Progress toward incorporating molecules as the active components in electronic circuitry has advanced rapidly over the past five years. Heath describes the progress as "real and rapid."

"We have published 64-bit random access memory circuits using bistable rotaxane molecules as the memory elements, and we are in the process of fabricating a 16-kilobit memory circuit at a density of devices that far exceeds current technology," Heath said. "On a Moore's Law graph, our memory circuit is at a density of Intel-like circuits that will be manufactured decades from now."

"Dreams I was having less than a decade ago are becoming a reality in our labs," said Stoddart, whose areas of expertise include nanoelectronics, mechanically interlocked molecules, molecular machines, molecular nanotechnology, molecular self-assembly processes and molecular recognition, among many other fields of chemistry.

"Although many classes of molecules can be used for molecular electronics, only a small percentage of these have been assessed so far," Flood said.

Over the past decade, scientists around the world have taken a few model molecular systems, including bistable catenanes and rotaxanes, and have addressed many of the fundamental scientific principles related to harnessing their potential in electronic circuits.
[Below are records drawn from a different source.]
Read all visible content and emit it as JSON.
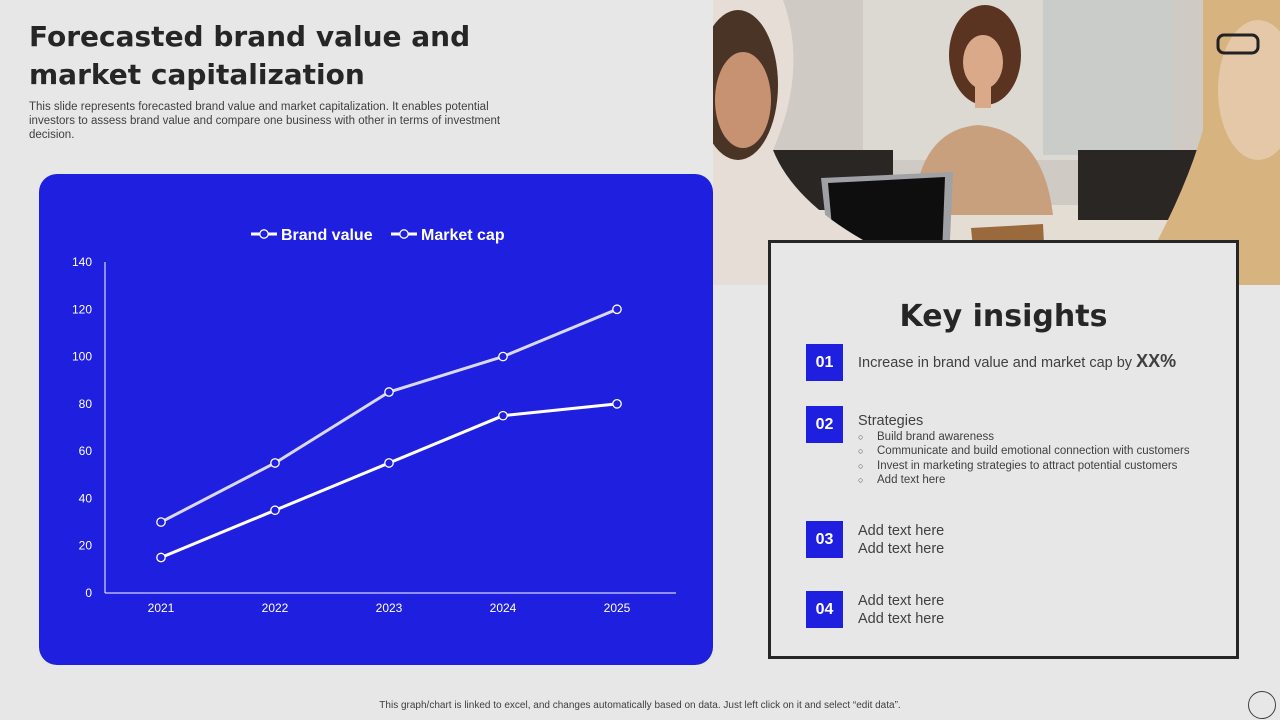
{
  "slide": {
    "title": "Forecasted brand value and market capitalization",
    "subtitle": "This slide represents forecasted brand value and market capitalization. It enables potential investors to assess brand value and compare one business with other in terms of investment decision.",
    "footer": "This graph/chart is linked to excel, and changes automatically based on data. Just left click on it and select “edit data”."
  },
  "chart_data": {
    "type": "line",
    "categories": [
      "2021",
      "2022",
      "2023",
      "2024",
      "2025"
    ],
    "series": [
      {
        "name": "Brand value",
        "values": [
          30,
          55,
          85,
          100,
          120
        ]
      },
      {
        "name": "Market cap",
        "values": [
          15,
          35,
          55,
          75,
          80
        ]
      }
    ],
    "ylim": [
      0,
      140
    ],
    "yticks": [
      0,
      20,
      40,
      60,
      80,
      100,
      120,
      140
    ],
    "legend_position": "top-center",
    "grid": false,
    "colors": {
      "background": "#1f1fdf",
      "brand_value_line": "#d9d9f5",
      "market_cap_line": "#ffffff"
    }
  },
  "insights": {
    "title": "Key insights",
    "items": [
      {
        "num": "01",
        "text": "Increase in brand value and market cap by ",
        "highlight": "XX%"
      },
      {
        "num": "02",
        "heading": "Strategies",
        "bullets": [
          "Build brand awareness",
          "Communicate and build emotional connection with customers",
          "Invest in marketing strategies to attract potential customers",
          "Add text here"
        ]
      },
      {
        "num": "03",
        "lines": [
          "Add text here",
          "Add text here"
        ]
      },
      {
        "num": "04",
        "lines": [
          "Add text here",
          "Add text here"
        ]
      }
    ]
  },
  "colors": {
    "accent": "#1f1fdf",
    "text": "#262626",
    "background": "#e7e7e7"
  }
}
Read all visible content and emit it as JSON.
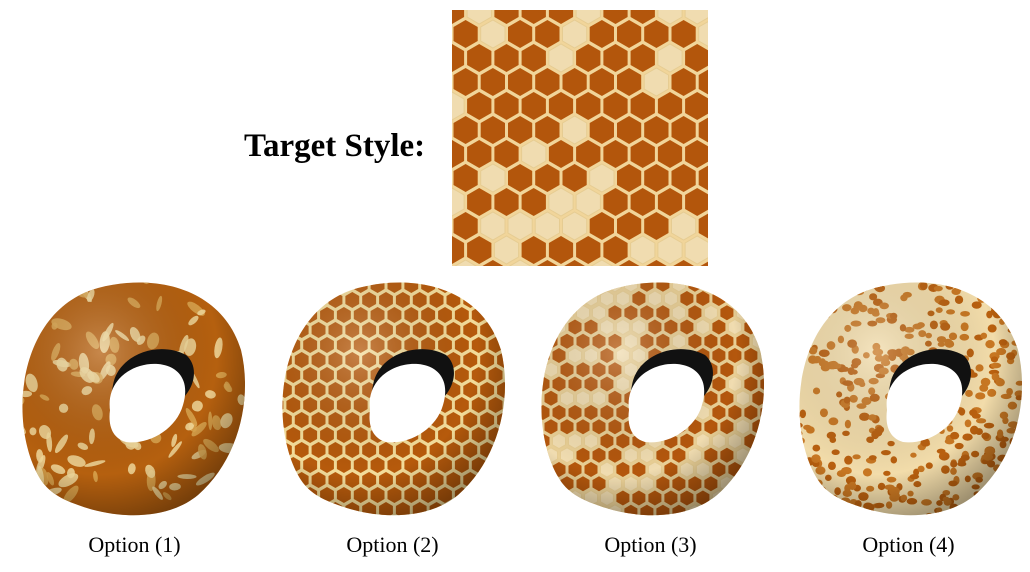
{
  "target": {
    "label": "Target Style:",
    "image_alt": "honeycomb texture",
    "colors": {
      "cell": "#b3560c",
      "border": "#f1d59a",
      "pale": "#f0dcb0"
    }
  },
  "options": [
    {
      "label": "Option (1)",
      "style": "marbled"
    },
    {
      "label": "Option (2)",
      "style": "honeycomb"
    },
    {
      "label": "Option (3)",
      "style": "honeycomb-mixed"
    },
    {
      "label": "Option (4)",
      "style": "spots"
    }
  ]
}
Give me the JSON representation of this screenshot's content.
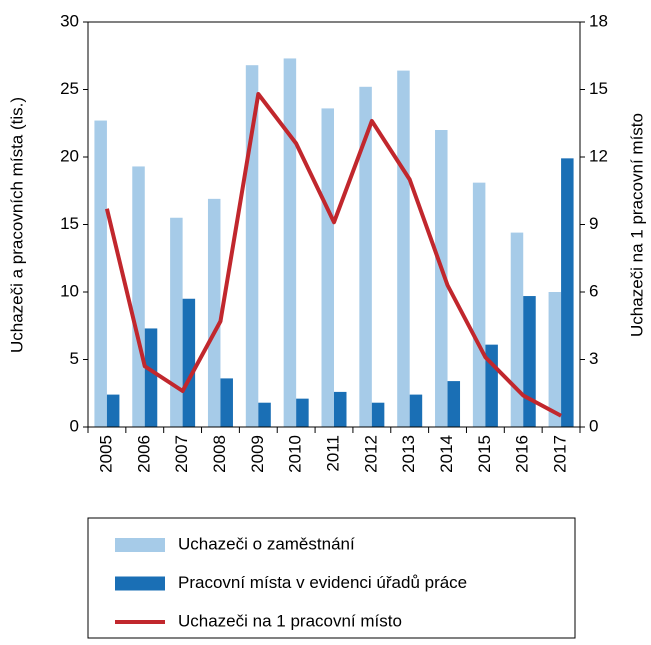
{
  "chart_data": {
    "type": "bar_line",
    "categories": [
      "2005",
      "2006",
      "2007",
      "2008",
      "2009",
      "2010",
      "2011",
      "2012",
      "2013",
      "2014",
      "2015",
      "2016",
      "2017"
    ],
    "series": [
      {
        "name": "Uchazeči o zaměstnání",
        "color": "#a6cbe8",
        "type": "bar",
        "values": [
          22.7,
          19.3,
          15.5,
          16.9,
          26.8,
          27.3,
          23.6,
          25.2,
          26.4,
          22.0,
          18.1,
          14.4,
          10.0
        ]
      },
      {
        "name": "Pracovní místa v evidenci úřadů práce",
        "color": "#1a6fb5",
        "type": "bar",
        "values": [
          2.4,
          7.3,
          9.5,
          3.6,
          1.8,
          2.1,
          2.6,
          1.8,
          2.4,
          3.4,
          6.1,
          9.7,
          19.9
        ]
      },
      {
        "name": "Uchazeči na 1 pracovní místo",
        "color": "#c1272d",
        "type": "line",
        "axis": "y2",
        "values": [
          9.7,
          2.7,
          1.6,
          4.7,
          14.8,
          12.6,
          9.1,
          13.6,
          11.0,
          6.3,
          3.1,
          1.4,
          0.5
        ]
      }
    ],
    "y_label": "Uchazeči a pracovních místa (tis.)",
    "y2_label": "Uchazeči na 1 pracovní místo",
    "ylim": [
      0,
      30
    ],
    "yticks": [
      0,
      5,
      10,
      15,
      20,
      25,
      30
    ],
    "y2lim": [
      0,
      18
    ],
    "y2ticks": [
      0,
      3,
      6,
      9,
      12,
      15,
      18
    ],
    "legend": "bottom"
  }
}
The research summarized in the Science paper describes experiments in which the UCLA/Caltech team has used its bistable catenanes and rotaxanes in many different environments. For example, they use the bistable molecules in environments where chemists are comfortable, such as the solution phase, and in environments where engineers are comfortable: electronic circuits.

Heath said, "We can now correlate quantitatively the properties of bistable catenanes and rotaxanes from the solution phase, where they are easy to interrogate, to a device, where they are much more difficult to interrogate. Ultimately, we would like to have control over device properties through molecular synthesis. This paper in Science highlights the fact that we are beginning to achieve this goal."

The UCLA/Caltech team has verified that bistable catenanes and rotaxanes work as molecular switches that can be turned on and off when they are attached to surfaces and when they are buried in polymer blends with the consistency of a rubber tire.

"When we apply a positive voltage, they turn on, and when we apply a negative voltage pulse, they switch off instantly," Stoddart said. "We have verified that the same mechanism works in a device, in solution and in two other environments. In addition, we have measured how fast the bistable molecules switch in different environments. We can slow down the switching on the order of 10,000 times on going from solution to device. What takes 10 minutes in a device takes one-tenth of a second in solution. This type of control allows us to store bits of memory using these molecules."

The role of environments on the molecules' switching speeds is elaborated on in the final issue in 2004 of Chemistry – A European Journal (volume 10, page 6,558).

The UCLA/Caltech team also can produce the colors red, green and blue within a single molecule. The red-to-green color changes are highlighted in pictures published in Angewandte Chemie International Edition earlier this month (volume 43, page 6,486). If Stoddart's molecular switches are incorporated into a future generation of computers, there is also the prospect of using the same molecular switches as the basis for the displays in these and in other new technologies. The UCLA/Caltech team is working with multiple kinds of molecular switches, each with unique characteristics.